25d ago↓ $1.3Mconfirmed
STEROID Token Rugged for $1.3M: 93% Price Collapse as Liquidity Vanishes on Solana
STEROID ($STEROID) token crashed 93% in 24 hours after developers drained liquidity pools, leaving just $4K remaining. Classic rug pull netted scammers an estimated $1.3M while holders face total losses with no recovery path.

STEROID ($STEROID) token holders lost $1.3 million in a textbook rug pull executed on Solana Friday morning. The token's price collapsed 93.26% in 24 hours as developers systematically drained liquidity pools, leaving just $4,000 in remaining liquidity from what was previously a substantial pool. The attack followed the standard playbook: build initial hype, accumulate significant trading volume, then execute a coordinated exit.

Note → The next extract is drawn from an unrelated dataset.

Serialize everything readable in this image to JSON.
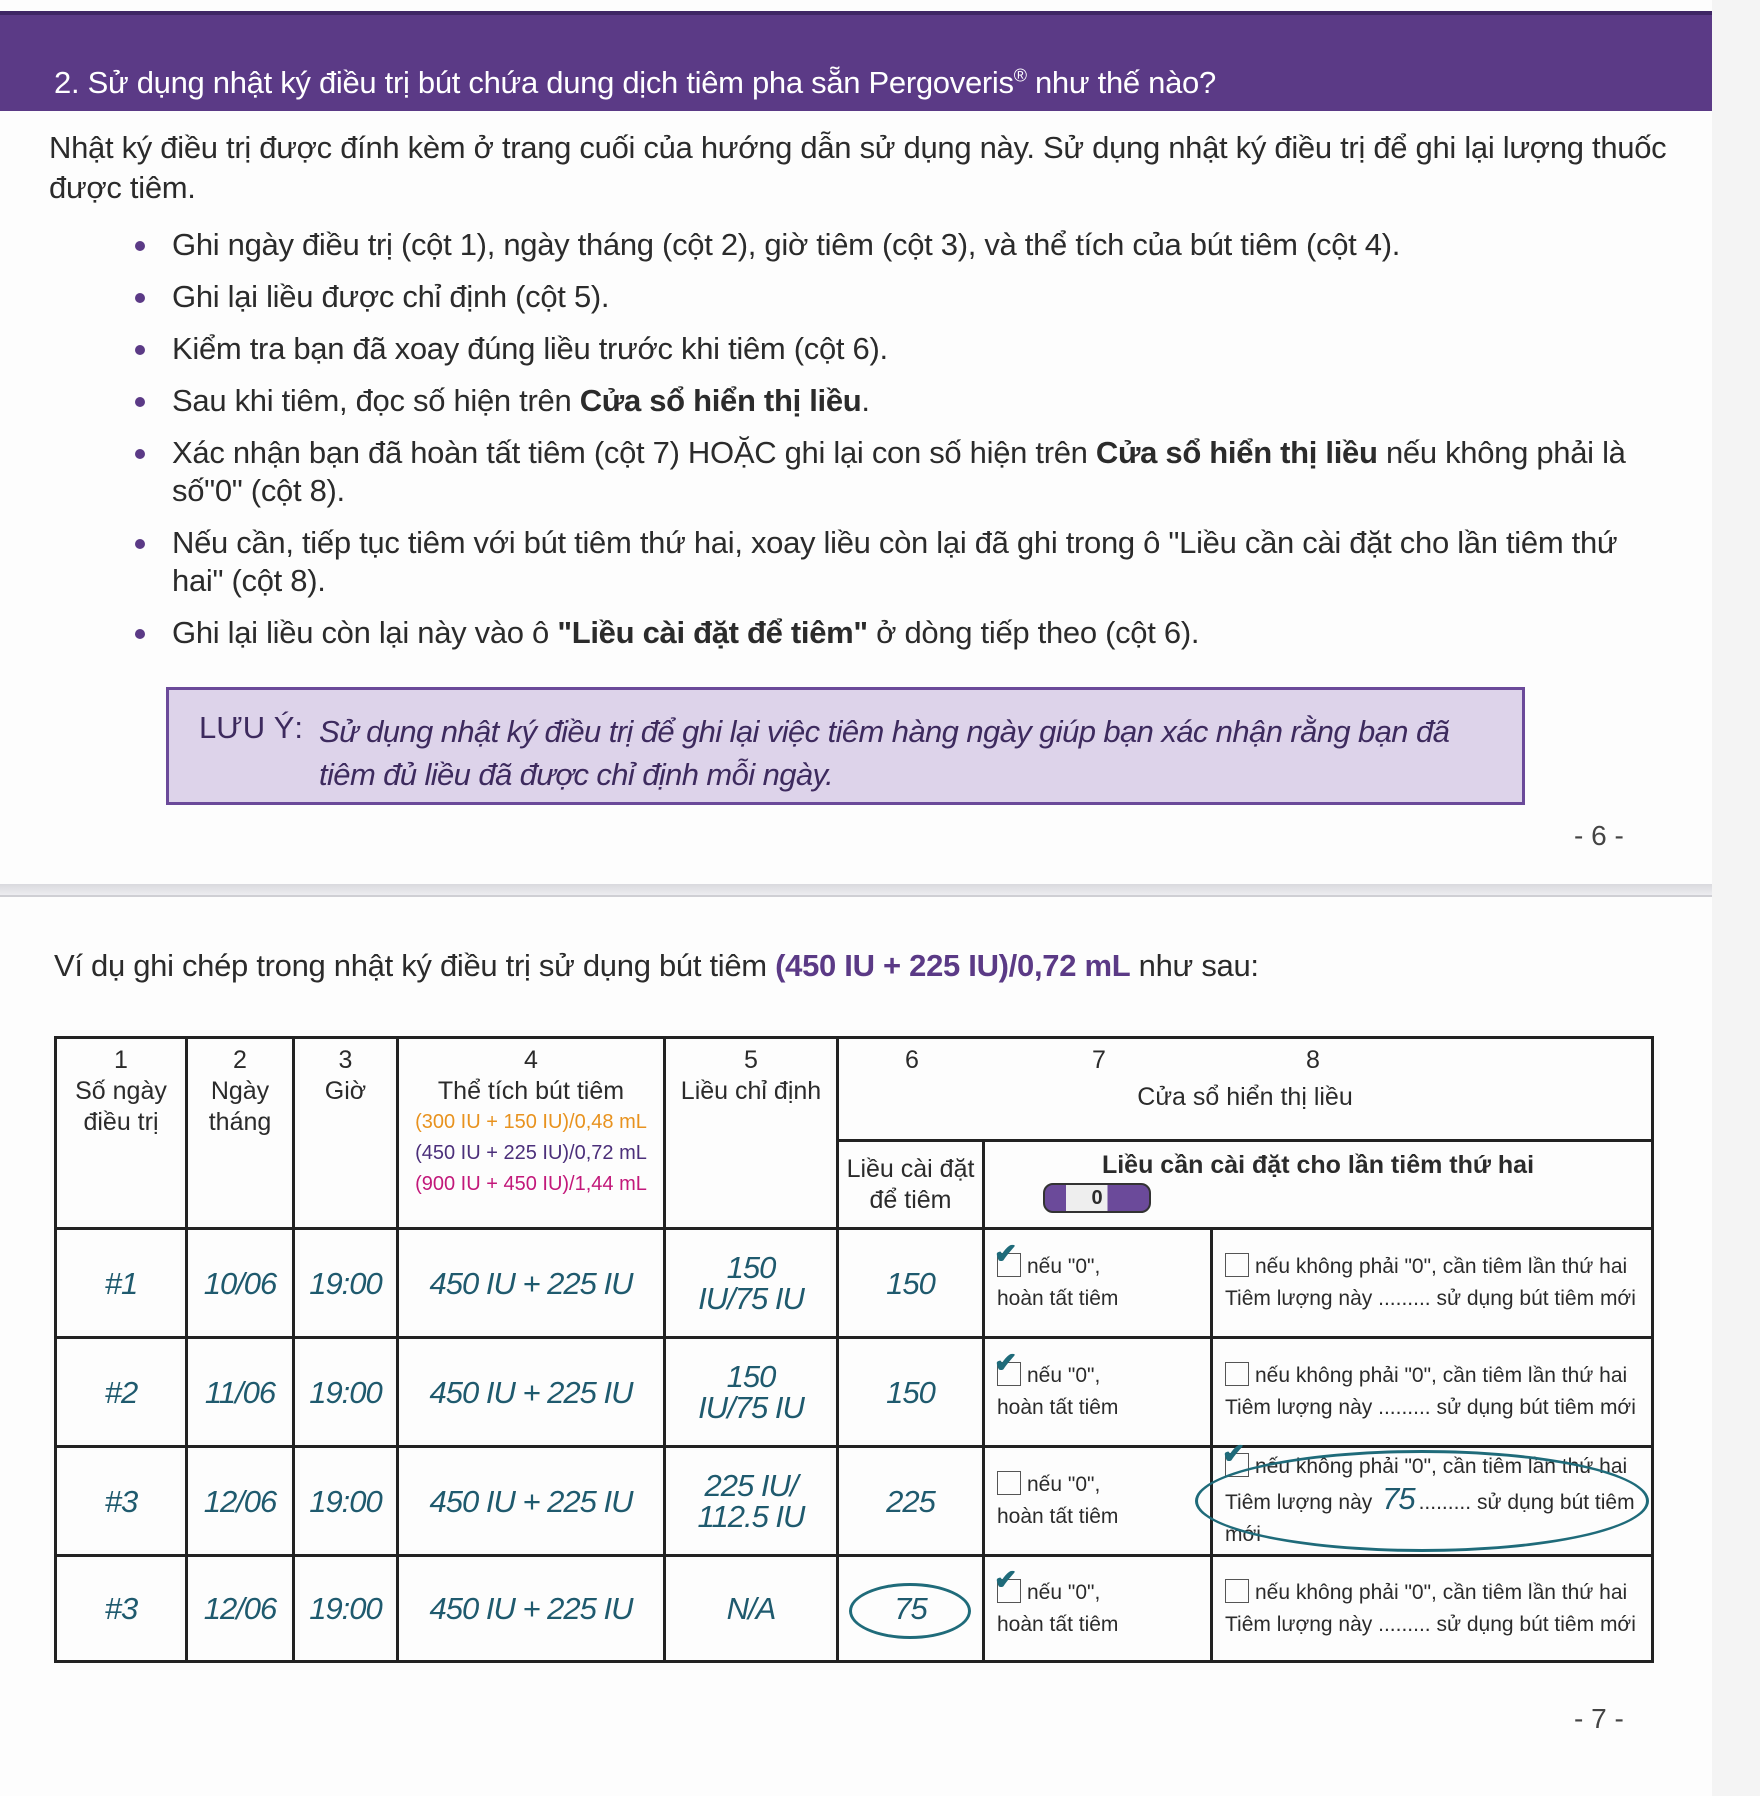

The rug pull mechanism was executed through classic liquidity withdrawal abuse. Token creators pulled their contributed liquidity from automated market maker pools, effectively removing the token's ability to maintain price stability. This liquidity drain created a death spiral where remaining holders couldn't exit positions without accepting catastrophic losses. The mechanics are simple but devastating: when liquidity disappears, even small sells create massive price impacts, trapping holders in worthless positions.

On-chain data reveals the brutal mathematics of the collapse. With trading volume continuing against just $4,000 in remaining liquidity, any meaningful sell pressure creates exponential price destruction. The volume-to-liquidity ratio became completely unsustainable, confirming this as an intentional rug rather than organic selling pressure. Blockchain records show the systematic nature of the liquidity withdrawal, distinguishing this from market volatility or whale dumps.

Recovery prospects for STEROID holders are effectively zero. Unlike exploits where protocols might compensate users or recover funds, rug pulls represent intentional theft with no recovery mechanism. The drained liquidity cannot be restored, and the token's utility is permanently destroyed. Holders who haven't sold face complete loss of their positions, while those attempting to exit must accept devastating slippage against minimal remaining liquidity.

This incident showcases classic rug pull warning signs that traders ignored: extremely recent token creation, concentrated holder distribution, and unverified contract ownership. Solana's low transaction costs have created a breeding ground for these scams, with new tokens launching daily and many following identical patterns. The $1.3M loss adds to Solana's growing tally of rug pulls, highlighting the critical need for due diligence in the chain's hyperactive meme token ecosystem.